Practical Considerations
Storage
7680-dimensional float32 embeddings require 30KB per vector. For 1 billion documents:
$$10^9 \times 30\text{KB} = 30\text{TB}$$
This is substantial but manageable with modern storage.
Quantization
We can reduce storage through quantization:
| Precision | Bytes/Vector | Recall@10 |
|---|---|---|
| float32 | 30,720 | 87.3% |
| float16 | 15,360 | 87.1% |
| int8 | 7,680 | 85.9% |
| binary | 960 | 78.2% |
int8 quantization provides 4x compression with minimal quality loss.
Approximate Search
Exact nearest neighbor search in 7680 dimensions is expensive.
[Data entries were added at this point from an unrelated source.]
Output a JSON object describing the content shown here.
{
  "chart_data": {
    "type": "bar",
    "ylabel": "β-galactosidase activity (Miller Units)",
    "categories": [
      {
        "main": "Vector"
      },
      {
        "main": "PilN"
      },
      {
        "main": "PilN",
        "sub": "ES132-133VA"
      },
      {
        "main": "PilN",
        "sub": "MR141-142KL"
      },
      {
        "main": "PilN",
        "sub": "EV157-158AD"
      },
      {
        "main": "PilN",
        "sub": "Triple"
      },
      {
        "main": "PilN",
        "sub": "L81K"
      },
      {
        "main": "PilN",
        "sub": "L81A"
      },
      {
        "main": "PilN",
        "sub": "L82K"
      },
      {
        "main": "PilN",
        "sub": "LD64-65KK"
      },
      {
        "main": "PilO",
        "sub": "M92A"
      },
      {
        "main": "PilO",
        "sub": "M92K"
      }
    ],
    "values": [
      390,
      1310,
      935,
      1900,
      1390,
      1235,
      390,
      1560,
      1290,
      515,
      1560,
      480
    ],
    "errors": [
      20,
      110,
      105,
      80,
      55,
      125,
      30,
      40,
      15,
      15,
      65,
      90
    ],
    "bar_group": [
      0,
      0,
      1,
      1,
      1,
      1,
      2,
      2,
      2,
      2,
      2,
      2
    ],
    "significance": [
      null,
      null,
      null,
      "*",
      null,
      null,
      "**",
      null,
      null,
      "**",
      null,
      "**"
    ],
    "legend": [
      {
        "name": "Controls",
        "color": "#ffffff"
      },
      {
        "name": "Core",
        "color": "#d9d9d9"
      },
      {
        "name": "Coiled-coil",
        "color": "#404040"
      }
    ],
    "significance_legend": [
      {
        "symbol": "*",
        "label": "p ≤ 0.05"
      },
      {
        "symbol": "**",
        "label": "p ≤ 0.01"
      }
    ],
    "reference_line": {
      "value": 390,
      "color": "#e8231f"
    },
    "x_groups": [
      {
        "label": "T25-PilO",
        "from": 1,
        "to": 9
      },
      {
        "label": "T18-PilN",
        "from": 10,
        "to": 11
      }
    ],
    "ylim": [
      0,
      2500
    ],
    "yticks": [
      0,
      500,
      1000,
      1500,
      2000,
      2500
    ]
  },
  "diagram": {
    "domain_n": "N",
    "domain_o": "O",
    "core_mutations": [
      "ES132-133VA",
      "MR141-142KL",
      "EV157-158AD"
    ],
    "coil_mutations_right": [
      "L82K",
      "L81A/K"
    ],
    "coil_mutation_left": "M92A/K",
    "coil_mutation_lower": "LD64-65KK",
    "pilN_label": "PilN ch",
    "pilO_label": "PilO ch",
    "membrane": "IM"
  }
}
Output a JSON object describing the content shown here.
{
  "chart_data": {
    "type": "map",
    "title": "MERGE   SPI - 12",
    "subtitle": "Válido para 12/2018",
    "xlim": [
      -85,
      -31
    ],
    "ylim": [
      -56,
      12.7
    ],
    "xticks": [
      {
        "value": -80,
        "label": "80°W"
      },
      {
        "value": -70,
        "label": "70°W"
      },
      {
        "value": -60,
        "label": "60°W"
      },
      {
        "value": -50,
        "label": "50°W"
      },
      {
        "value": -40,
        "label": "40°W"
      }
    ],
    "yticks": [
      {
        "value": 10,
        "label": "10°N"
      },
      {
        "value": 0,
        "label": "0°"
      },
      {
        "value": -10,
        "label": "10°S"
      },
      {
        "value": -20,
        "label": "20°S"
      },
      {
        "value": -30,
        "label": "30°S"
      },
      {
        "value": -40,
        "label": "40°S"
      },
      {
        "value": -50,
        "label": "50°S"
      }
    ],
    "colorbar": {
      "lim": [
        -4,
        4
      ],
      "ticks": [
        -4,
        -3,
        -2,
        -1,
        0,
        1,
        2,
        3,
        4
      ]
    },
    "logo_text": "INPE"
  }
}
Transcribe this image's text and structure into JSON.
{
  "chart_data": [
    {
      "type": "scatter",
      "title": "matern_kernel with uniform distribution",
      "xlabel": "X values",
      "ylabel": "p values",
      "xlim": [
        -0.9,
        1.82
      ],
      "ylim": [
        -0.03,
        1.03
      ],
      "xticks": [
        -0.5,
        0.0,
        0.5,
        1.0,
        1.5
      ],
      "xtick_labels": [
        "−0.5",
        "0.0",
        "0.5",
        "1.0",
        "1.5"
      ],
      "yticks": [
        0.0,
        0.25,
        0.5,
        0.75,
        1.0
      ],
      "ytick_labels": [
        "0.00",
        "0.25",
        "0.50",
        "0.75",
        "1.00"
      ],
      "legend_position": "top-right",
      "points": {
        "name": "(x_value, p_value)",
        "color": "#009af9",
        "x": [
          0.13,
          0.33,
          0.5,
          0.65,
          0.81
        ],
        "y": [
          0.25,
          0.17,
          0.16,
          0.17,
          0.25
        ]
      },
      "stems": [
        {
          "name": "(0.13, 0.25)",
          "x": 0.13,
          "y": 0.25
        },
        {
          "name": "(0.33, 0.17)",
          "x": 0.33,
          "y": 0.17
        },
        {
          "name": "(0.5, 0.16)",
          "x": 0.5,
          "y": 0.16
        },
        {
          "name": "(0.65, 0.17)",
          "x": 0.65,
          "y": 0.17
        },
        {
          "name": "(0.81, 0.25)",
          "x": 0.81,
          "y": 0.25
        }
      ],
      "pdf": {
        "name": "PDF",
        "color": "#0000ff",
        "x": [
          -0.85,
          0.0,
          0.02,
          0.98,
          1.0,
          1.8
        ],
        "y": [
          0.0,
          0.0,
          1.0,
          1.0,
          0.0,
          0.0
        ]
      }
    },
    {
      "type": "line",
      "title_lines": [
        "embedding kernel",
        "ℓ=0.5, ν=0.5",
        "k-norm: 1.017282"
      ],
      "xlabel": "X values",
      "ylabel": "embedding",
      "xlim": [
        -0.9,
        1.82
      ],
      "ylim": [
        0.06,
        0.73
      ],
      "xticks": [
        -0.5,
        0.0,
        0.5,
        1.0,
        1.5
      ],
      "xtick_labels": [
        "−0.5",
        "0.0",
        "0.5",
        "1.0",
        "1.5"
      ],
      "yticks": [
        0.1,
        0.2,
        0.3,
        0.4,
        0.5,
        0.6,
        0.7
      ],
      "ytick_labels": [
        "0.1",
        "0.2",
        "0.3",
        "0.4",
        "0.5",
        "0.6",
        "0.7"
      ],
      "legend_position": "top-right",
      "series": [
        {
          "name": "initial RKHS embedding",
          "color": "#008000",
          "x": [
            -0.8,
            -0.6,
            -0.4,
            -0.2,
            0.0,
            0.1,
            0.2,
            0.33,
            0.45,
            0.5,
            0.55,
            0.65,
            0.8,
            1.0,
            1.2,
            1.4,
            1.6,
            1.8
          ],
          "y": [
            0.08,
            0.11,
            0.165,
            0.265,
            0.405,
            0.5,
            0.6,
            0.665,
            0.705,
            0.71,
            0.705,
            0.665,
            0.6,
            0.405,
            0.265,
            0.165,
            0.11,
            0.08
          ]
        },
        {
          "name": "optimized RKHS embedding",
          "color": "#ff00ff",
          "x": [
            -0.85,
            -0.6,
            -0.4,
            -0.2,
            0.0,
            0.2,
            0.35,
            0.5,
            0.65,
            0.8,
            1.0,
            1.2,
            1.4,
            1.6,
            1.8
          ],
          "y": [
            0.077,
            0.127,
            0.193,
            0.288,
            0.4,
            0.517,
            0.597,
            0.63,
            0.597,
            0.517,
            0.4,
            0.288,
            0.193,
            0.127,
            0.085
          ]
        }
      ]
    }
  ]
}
We use hierarchical navigable small world (HNSW) graphs:
| Dimensions | Build Time | Query Time | Recall@10 |
|---|---|---|---|
| 768 | 1x | 1x | 99.2% |
| 7680 | 3.2x | 2.8x | 98.7% |
The overhead is sublinear in dimensionality due to efficient distance computations.
Benchmark Results
MS MARCO Passage Retrieval
| Model | Dimensions | MRR@10 | Recall@100 |
|---|---|---|---|
| BM25 | - | 18.4 | 66.5 |
| DPR | 768 | 31.1 | 82.4 |
| Contriever | 768 | 32.8 | 84.1 |
| Zen-Embed | 7680 | 38.6 | 91.3 |
Natural Questions
| Model | Dimensions | Top-20 Acc | Top-100 Acc |
|---|---|---|---|
| DPR | 768 | 78.4 | 85.4 |
| Contriever | 768 | 81.3 | 88.1 |
| Zen-Embed | 7680 | 86.7 | 93.2 |
High-dimensional embeddings provide substantial gains on retrieval benchmarks.
Analysis
What Do Extra Dimensions Encode?
We analyze the learned embedding space through probing tasks:
| Property | 768d Probe Acc | 7680d Probe Acc |
|---|---|---|
| Topic | 84.2% | 86.1% |
| Sentiment | 91.3% | 92.8% |
| Entity | 67.4% | 78.9% |
| Relation | 52.1% | 71.3% |
The largest gains are in entity and relation encoding—fine-grained semantic properties that require more capacity.
Nearest Neighbor Analysis
For the query “What causes inflation?”, nearest neighbors at different dimensions:
768 dimensions:
- What is inflation? (similar query)
- How does inflation work? (similar query)
- Inflation rates by country (tangential)
7680 dimensions:
- Inflation is caused by… (direct answer)
- The primary drivers of inflation include… (direct answer)
- Central bank policies affect inflation through… (relevant detail)
Higher dimensions better distinguish queries from answers.
Recommendations
Based on our experiments:
- Try 3072+ dimensions if retrieval quality matters and storage is available
- Use int8 quantization for production deployments
- Invest in hard negative mining to realize the benefits of capacity
- Benchmark on your data—gains vary by domain
Conventional embedding sizes are conventions, not laws. Question them.
Technical details in “Scaling Embedding Dimensions for Semantic Retrieval” (2022). Model weights available on Hugging Face.